17. If you have diabetes and do not control it, you are committing slow suicide. Don’t get me wrong – I can sympathize with even attempted suicides. My sympathy lessens dramatically after I’ve seen you eight times in a the past two weeks.

18. If you are a female between 16 and 42 and your last menstrual period was between 28-35 days ago, and you have vaginal bleeding and abdominal cramps, guess what? You got your period. Again.

19. Do not bring your entire posse with you. One person at the bedside is all you need. If your child is dying, I will allow you to be at his side IF YOU ARE NOT INTERFERING WITH THE RESUSCITATION. If you insist on behaving like a fool, you will be escorted out.

20. At the first sign of Tachylawdia (more than 100 “Oh Lawdy” prayers a minute), we will escort you outside, regardless of how sick your family member is.

21. Every time I ask you a question, I learn more about what is wrong with you.
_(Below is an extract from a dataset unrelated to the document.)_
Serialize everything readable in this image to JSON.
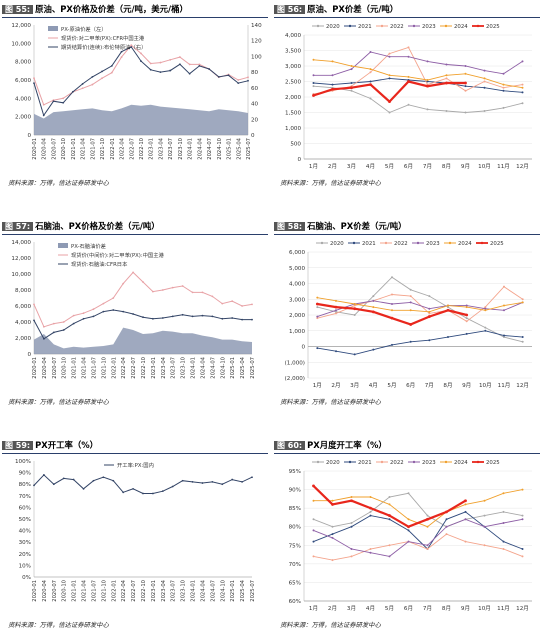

I don’t care if I have asked the same question, phrased slightly differently, four previous times. I am asking for a reason. Please answer the question.

22. Politeness and manners beget politeness and manners. If you insist on behaving like a prick, I will still be polite and mind my manners because my Momma raised me right. But I will not be Gentle. Believe me, you want me to be Gentle.

23. “Clear” means “CLEAR.” If I have been compassionate enough to allow you to stay in the room when your family member is being resuscitated, please pause the Laying On of Hands long enough for me to defibrillate the patient. If you refuse, you may well arrive at the Pearly Gates together.

24. If you came in to the ER beaten/shot/stabbed…within 5 minutes it will be obvious to us why you were beaten/shot/stabbed. Yes, we know you were just sitting there on your front porch minding your own business while drinking a wholesome glass of milk and reading your daily Bible verse, when all of a sudden and for NO reason, Sumdood just beat/shot/stabbed you. We’re sure you are the .01% of assault victims who didn’t richly deserve your ass whipping. We believe you. Really.

25. If the thermometer tastes funny, I probably got the rectal and oral probes mixed up again.